The Synod of Bishops is one of several institutions with ancient theological foundations that can help recover this. The pope, contrary to his predecessors, believes episcopal conferences are another. He easily could have decided to have the synod focus on collegiality or synodality, since these are clearly principles he is eager to develop. But this hardly would have created much interest or excitement in the vast majority of Catholics. Instead, Francis has chosen a theme that pertains especially to 99.9 percent of the church -- those who are not ordained. While membership to the Synod of Bishops is, by nature, limited to church's hierarchs, the theme and the way the pope is forcing the high priests to engage it will necessarily cause them to listen more carefully to the views of the baptized faithful.

Some commentators have stated that the "honeymoon with Francis" or the success of his pontificate will rest on what happens over the next couple of weeks. But a cautionary word is due. This is only the first gathering of a two-part synod experience. The "extraordinary assembly," beginning next week, is meant only to facilitate an honest discussion about how effectively the church promotes, serves and helps marriage and family life flourish; to acknowledge where and why its teachings are rejected or ignored; and, basically, to take the temperature of the current situation. In October 2015 at the "ordinary assembly" of the synod, the bishops will be back to hammer out a pastoral plan after carefully reflecting on the deliberations of the earlier gathering.

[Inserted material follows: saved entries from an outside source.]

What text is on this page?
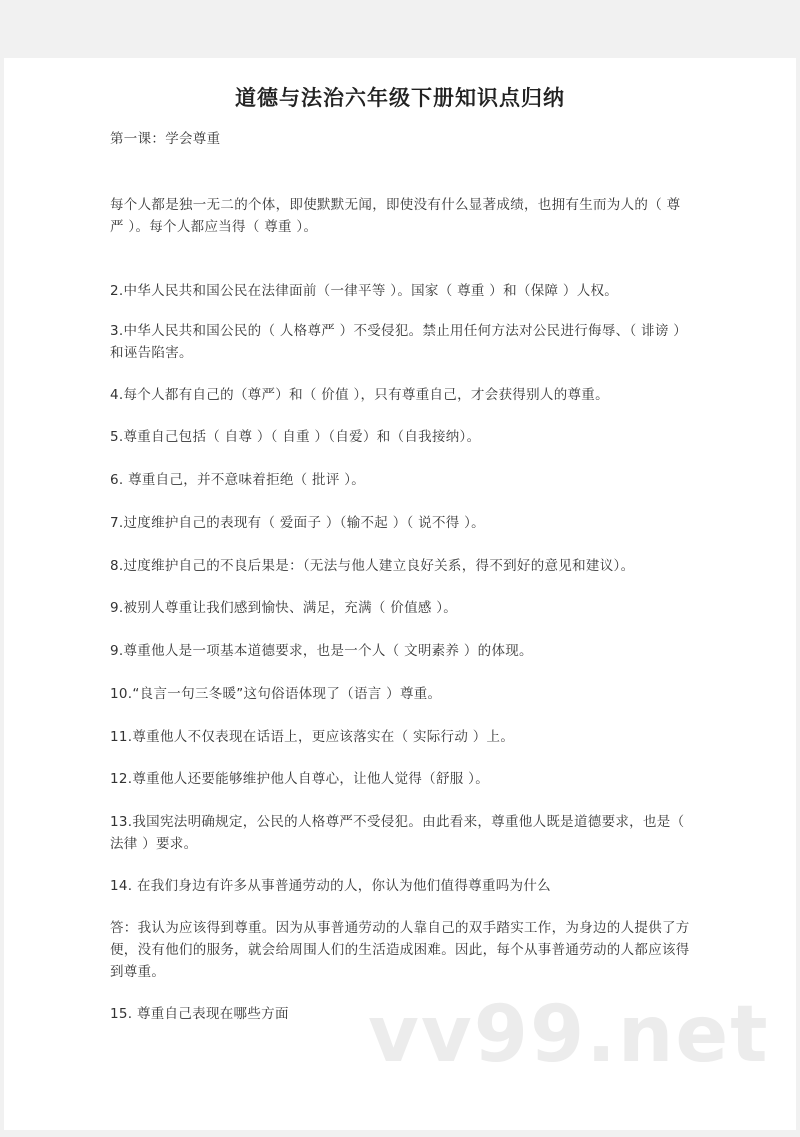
道德与法治六年级下册知识点归纳
第一课：学会尊重
每个人都是独一无二的个体，即使默默无闻，即使没有什么显著成绩，也拥有生而为人的（ 尊严 ）。每个人都应当得（ 尊重 ）。
2.中华人民共和国公民在法律面前（一律平等 ）。国家（ 尊重 ）和（保障 ）人权。
3.中华人民共和国公民的（ 人格尊严 ）不受侵犯。禁止用任何方法对公民进行侮辱、（ 诽谤 ）和诬告陷害。
4.每个人都有自己的（尊严）和（ 价值 ），只有尊重自己，才会获得别人的尊重。
5.尊重自己包括（ 自尊 ）（ 自重 ）（自爱）和（自我接纳）。
6. 尊重自己，并不意味着拒绝（ 批评 ）。
7.过度维护自己的表现有（ 爱面子 ）（输不起 ）（ 说不得 ）。
8.过度维护自己的不良后果是：（无法与他人建立良好关系，得不到好的意见和建议）。
9.被别人尊重让我们感到愉快、满足，充满（ 价值感 ）。
9.尊重他人是一项基本道德要求，也是一个人（ 文明素养 ）的体现。
10.“良言一句三冬暖”这句俗语体现了（语言 ）尊重。
11.尊重他人不仅表现在话语上，更应该落实在（ 实际行动 ）上。
12.尊重他人还要能够维护他人自尊心，让他人觉得（舒服 ）。
13.我国宪法明确规定，公民的人格尊严不受侵犯。由此看来，尊重他人既是道德要求，也是（ 法律 ）要求。
14. 在我们身边有许多从事普通劳动的人，你认为他们值得尊重吗为什么
答：我认为应该得到尊重。因为从事普通劳动的人靠自己的双手踏实工作，为身边的人提供了方便，没有他们的服务，就会给周围人们的生活造成困难。因此，每个从事普通劳动的人都应该得到尊重。
15. 尊重自己表现在哪些方面	vv99.net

In the 12 months between these two assemblies, it will be essential for the Catholic faithful, their pastors and theologians (especially those married and non-ordained) to continue the discussions, the conversations and debates. This could replicate, in a somewhat different but no less fruitful way, a dynamic that was essential to the blossoming of Vatican II. Most of the work and developments at that great event were forged outside the aula of St. Peter's Basilica and in between the four sessions.

Pope Francis, in the way he has mapped out these synod assemblies over the next two years, has offered the entire church an opportunity to rekindle the excitement that the council generated. This is still very much a work in progress, an attempt to reform the Synod of Bishops in a way that the entire pilgrim People of God might journey together (syno-dos) with their pastors. It will not be easy. And there certainly will be tensions and even strong disagreements.

But if you want to know which way Pope Francis is leaning, read Envangelii Gaudium.

[Robert Mickens is editor-in-chief of Global Pulse. Since 1986, he has lived in Rome, where he studied theology at the Pontifical Gregorian University before working 11 years at Vatican Radio and then another decade as correspondent for The Tablet of London.]